Blind nat cat: Bermuda insurers eschew long-term climate view

Bermuda-based insurers have a risky take-it-as-it-comes approach to severe weather nat cat patterns, eschewing models that define the mid-term impact of climate change on those trends, a survey of Bermuda's insurers by the local supervisory authority  BMA suggests.

“The industry has, over the years, developed high modelling expertise for short-term nat cat events,” authors wrote of survey findings. “Nevertheless, modelling of mid to long-term physical climate risk is still under development.”

But the vast bulk of the Bermuda insurance population are overlooking the climate-driven changes underway. Neighbourhood 80% of the panel “do not yet utilise additional capabilities of vendor catastrophe models for long-term climate related risk exposure projections.”
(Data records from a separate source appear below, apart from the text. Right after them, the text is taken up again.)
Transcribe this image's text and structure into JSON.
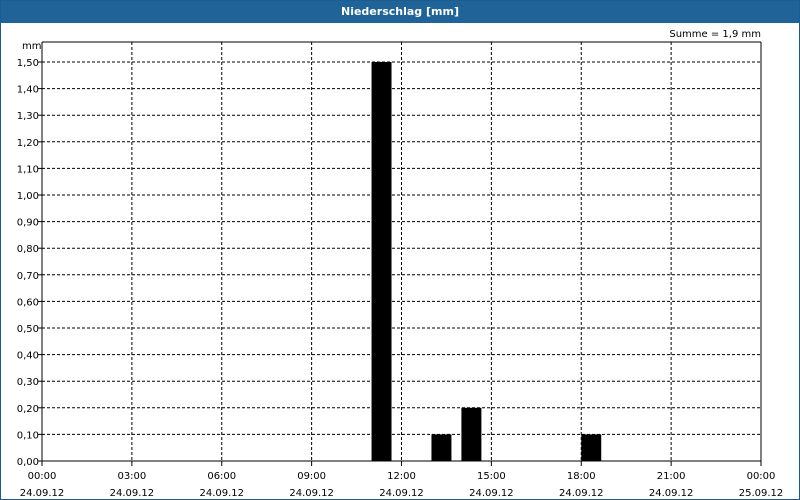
{
  "window": {
    "title": "Niederschlag [mm]"
  },
  "colors": {
    "titlebar": "#1f6399",
    "bars": "#000000"
  },
  "chart_data": {
    "type": "bar",
    "title": "Niederschlag [mm]",
    "ylabel": "mm",
    "summary": "Summe = 1,9 mm",
    "ylim": [
      0,
      1.5
    ],
    "yticks": [
      "0,00",
      "0,10",
      "0,20",
      "0,30",
      "0,40",
      "0,50",
      "0,60",
      "0,70",
      "0,80",
      "0,90",
      "1,00",
      "1,10",
      "1,20",
      "1,30",
      "1,40",
      "1,50"
    ],
    "xlim_hours": [
      0,
      24
    ],
    "xticks": [
      {
        "time": "00:00",
        "date": "24.09.12"
      },
      {
        "time": "03:00",
        "date": "24.09.12"
      },
      {
        "time": "06:00",
        "date": "24.09.12"
      },
      {
        "time": "09:00",
        "date": "24.09.12"
      },
      {
        "time": "12:00",
        "date": "24.09.12"
      },
      {
        "time": "15:00",
        "date": "24.09.12"
      },
      {
        "time": "18:00",
        "date": "24.09.12"
      },
      {
        "time": "21:00",
        "date": "24.09.12"
      },
      {
        "time": "00:00",
        "date": "25.09.12"
      }
    ],
    "bars": [
      {
        "start": "11:00",
        "end": "11:40",
        "value": 1.5
      },
      {
        "start": "13:00",
        "end": "13:40",
        "value": 0.1
      },
      {
        "start": "14:00",
        "end": "14:40",
        "value": 0.2
      },
      {
        "start": "18:00",
        "end": "18:40",
        "value": 0.1
      }
    ],
    "grid": true
  }
}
In the place of such models, most insurers are falling back on a default solution provided by local authorities which the  BMA is quick to admit is “simplified” and overlooks geographical considerations that can vary the impact of climate change by region.
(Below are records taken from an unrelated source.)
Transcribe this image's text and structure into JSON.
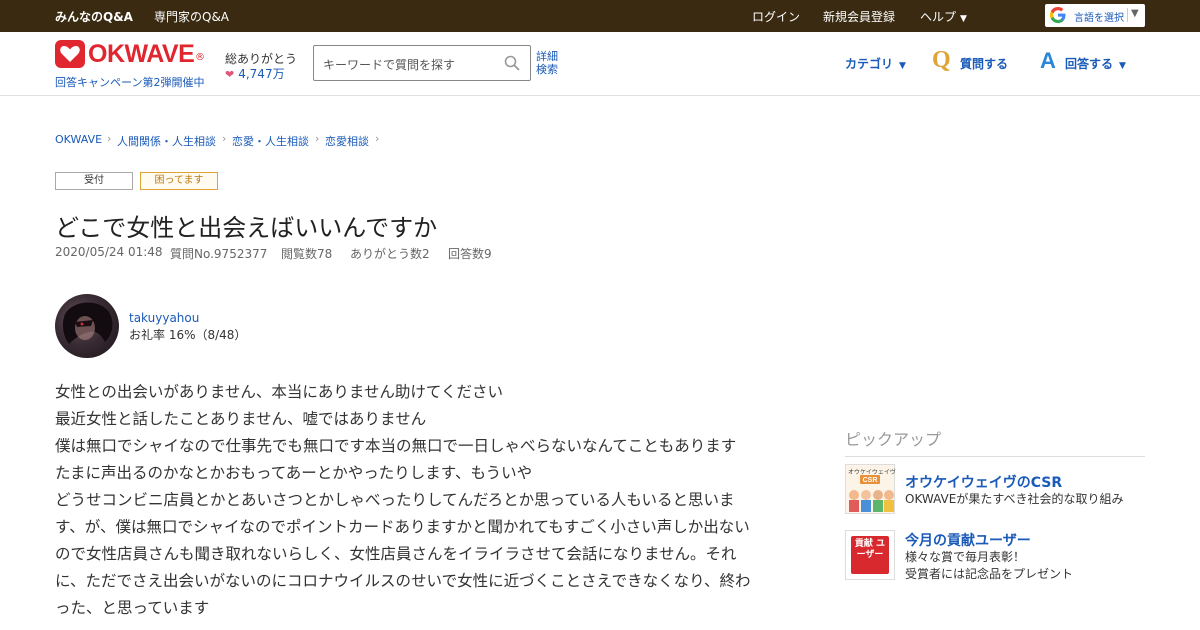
{
  "topbar": {
    "left_links": [
      "みんなのQ&A",
      "専門家のQ&A"
    ],
    "right_links": [
      "ログイン",
      "新規会員登録",
      "ヘルプ"
    ],
    "language_label": "言語を選択"
  },
  "header": {
    "logo_text": "OKWAVE",
    "campaign_text": "回答キャンペーン第2弾開催中",
    "thanks_label": "総ありがとう",
    "thanks_value": "4,747万",
    "search_placeholder": "キーワードで質問を探す",
    "advanced_search": "詳細検索",
    "nav": {
      "category": "カテゴリ",
      "ask": "質問する",
      "answer": "回答する"
    }
  },
  "breadcrumb": [
    "OKWAVE",
    "人間関係・人生相談",
    "恋愛・人生相談",
    "恋愛相談"
  ],
  "question": {
    "status_badges": [
      "受付",
      "困ってます"
    ],
    "title": "どこで女性と出会えばいいんですか",
    "meta": {
      "date": "2020/05/24 01:48",
      "question_no": "質問No.9752377",
      "views": "閲覧数78",
      "thanks": "ありがとう数2",
      "answers": "回答数9"
    },
    "author": {
      "name": "takuyyahou",
      "rate": "お礼率 16%（8/48）"
    },
    "body_lines": [
      "女性との出会いがありません、本当にありません助けてください",
      "最近女性と話したことありません、嘘ではありません",
      "僕は無口でシャイなので仕事先でも無口です本当の無口で一日しゃべらないなんてこともあります",
      "たまに声出るのかなとかおもってあーとかやったりします、もういや",
      "どうせコンビニ店員とかとあいさつとかしゃべったりしてんだろとか思っている人もいると思いま",
      "す、が、僕は無口でシャイなのでポイントカードありますかと聞かれてもすごく小さい声しか出ない",
      "ので女性店員さんも聞き取れないらしく、女性店員さんをイライラさせて会話になりません。それ",
      "に、ただでさえ出会いがないのにコロナウイルスのせいで女性に近づくことさえできなくなり、終わ",
      "った、と思っています"
    ]
  },
  "pickup": {
    "heading": "ピックアップ",
    "items": [
      {
        "title": "オウケイウェイヴのCSR",
        "desc": "OKWAVEが果たすべき社会的な取り組み",
        "thumb_label": "オウケイウェイヴ"
      },
      {
        "title": "今月の貢献ユーザー",
        "desc": "様々な賞で毎月表彰！",
        "desc2": "受賞者には記念品をプレゼント",
        "thumb_label": "貢献 ユーザー"
      }
    ]
  },
  "colors": {
    "topbar": "#3a2a12",
    "link": "#1a5ab8",
    "brand_red": "#e0262e",
    "q_icon": "#e0a335",
    "a_icon": "#2a86d6"
  }
}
The discrepancy could be counted in the tens of billions.

For the survey panel, Hurricane is by far the largest nat cat exposure, at some $22.5 billion for baseline exposure on a 1 in 100 year event, far pacing flood, wildfire and convective storm all below $5 billion. Climate could add 20% to the figures, the  BMA noted.

“[With] Hurricane being the largest nat cat exposure for majority of P&C insurers, the projected ~21% increase in medium-term 1-in-100-year event is significant and poses a real threat of material impact to insurers, an effect that can be further compounded by increasing global inflation if not adequately measured, managed and addressed.”
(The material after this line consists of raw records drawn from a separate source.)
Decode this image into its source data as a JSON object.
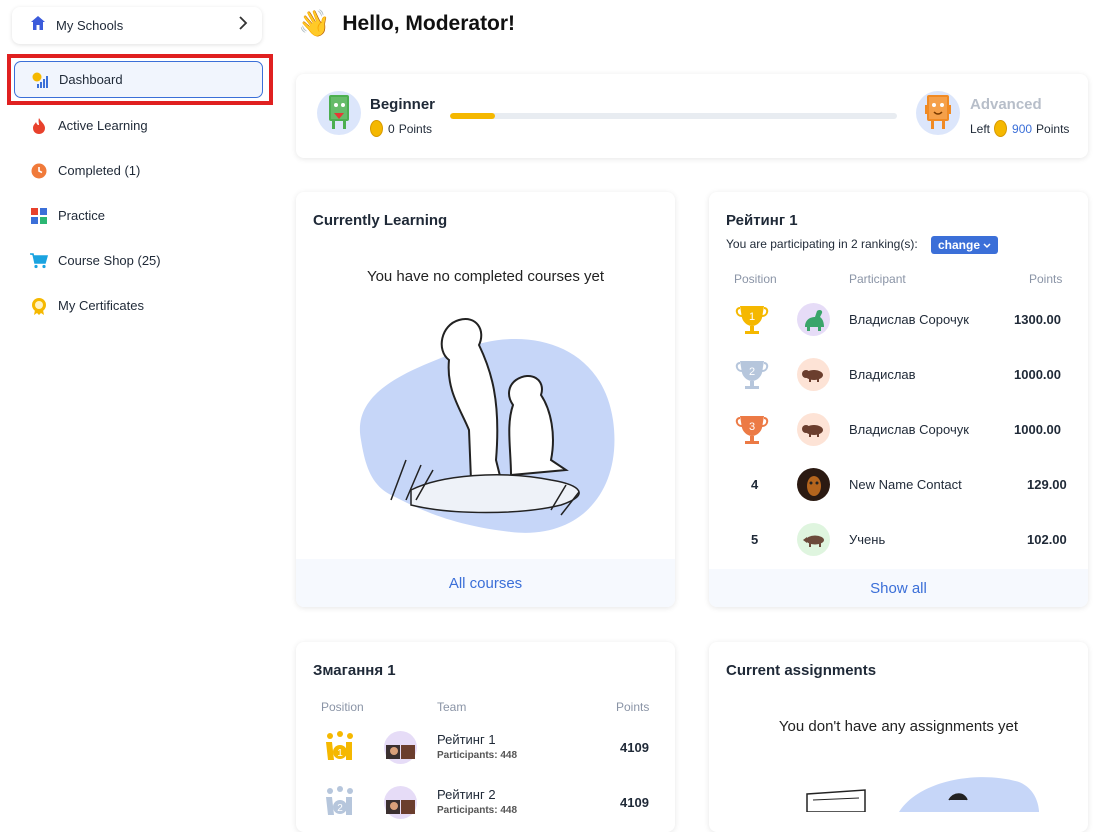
{
  "sidebar": {
    "school_label": "My Schools",
    "items": [
      {
        "label": "Dashboard",
        "icon": "dashboard-icon"
      },
      {
        "label": "Active Learning",
        "icon": "flame-icon"
      },
      {
        "label": "Completed (1)",
        "icon": "clock-icon"
      },
      {
        "label": "Practice",
        "icon": "blocks-icon"
      },
      {
        "label": "Course Shop (25)",
        "icon": "cart-icon"
      },
      {
        "label": "My Certificates",
        "icon": "badge-icon"
      }
    ]
  },
  "header": {
    "greeting": "Hello, Moderator!"
  },
  "progress": {
    "current_level": "Beginner",
    "current_points": "0",
    "points_word": "Points",
    "next_level": "Advanced",
    "left_word": "Left",
    "left_points": "900",
    "fill_fraction": 0.1
  },
  "currently_learning": {
    "title": "Currently Learning",
    "empty_message": "You have no completed courses yet",
    "footer_link": "All courses"
  },
  "ranking": {
    "title": "Рейтинг 1",
    "subtitle": "You are participating in 2 ranking(s):",
    "change_label": "change",
    "headers": {
      "position": "Position",
      "participant": "Participant",
      "points": "Points"
    },
    "rows": [
      {
        "position": "1",
        "name": "Владислав Сорочук",
        "points": "1300.00"
      },
      {
        "position": "2",
        "name": "Владислав",
        "points": "1000.00"
      },
      {
        "position": "3",
        "name": "Владислав Сорочук",
        "points": "1000.00"
      },
      {
        "position": "4",
        "name": "New Name Contact",
        "points": "129.00"
      },
      {
        "position": "5",
        "name": "Учень",
        "points": "102.00"
      }
    ],
    "footer_link": "Show all"
  },
  "competition": {
    "title": "Змагання 1",
    "headers": {
      "position": "Position",
      "team": "Team",
      "points": "Points"
    },
    "rows": [
      {
        "position": "1",
        "team": "Рейтинг 1",
        "participants": "Participants: 448",
        "points": "4109"
      },
      {
        "position": "2",
        "team": "Рейтинг 2",
        "participants": "Participants: 448",
        "points": "4109"
      }
    ]
  },
  "assignments": {
    "title": "Current assignments",
    "empty_message": "You don't have any assignments yet"
  },
  "colors": {
    "accent": "#3b6fd8",
    "gold": "#f5b800",
    "highlight": "#e02020"
  }
}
The  BMA warned it intends to issue a guidance note in 2022 on risk management, governance and own risk and solvency assessment expectations and will work on introducing a disclosure regime for climate-related financial risks and potential changes to the capital regime.

Climate change is getting stronger billing as an ESG topic more broadly. The broader issue is listed as “a high priority of the industry” with a majority of companies expressing “a definitive commitment to continued risk assessment" and paying “significant attention” to planned transitions from carbon-emitting investment exposures.

Some 104 Bermuda-based insurers and insurance groups participated in the survey.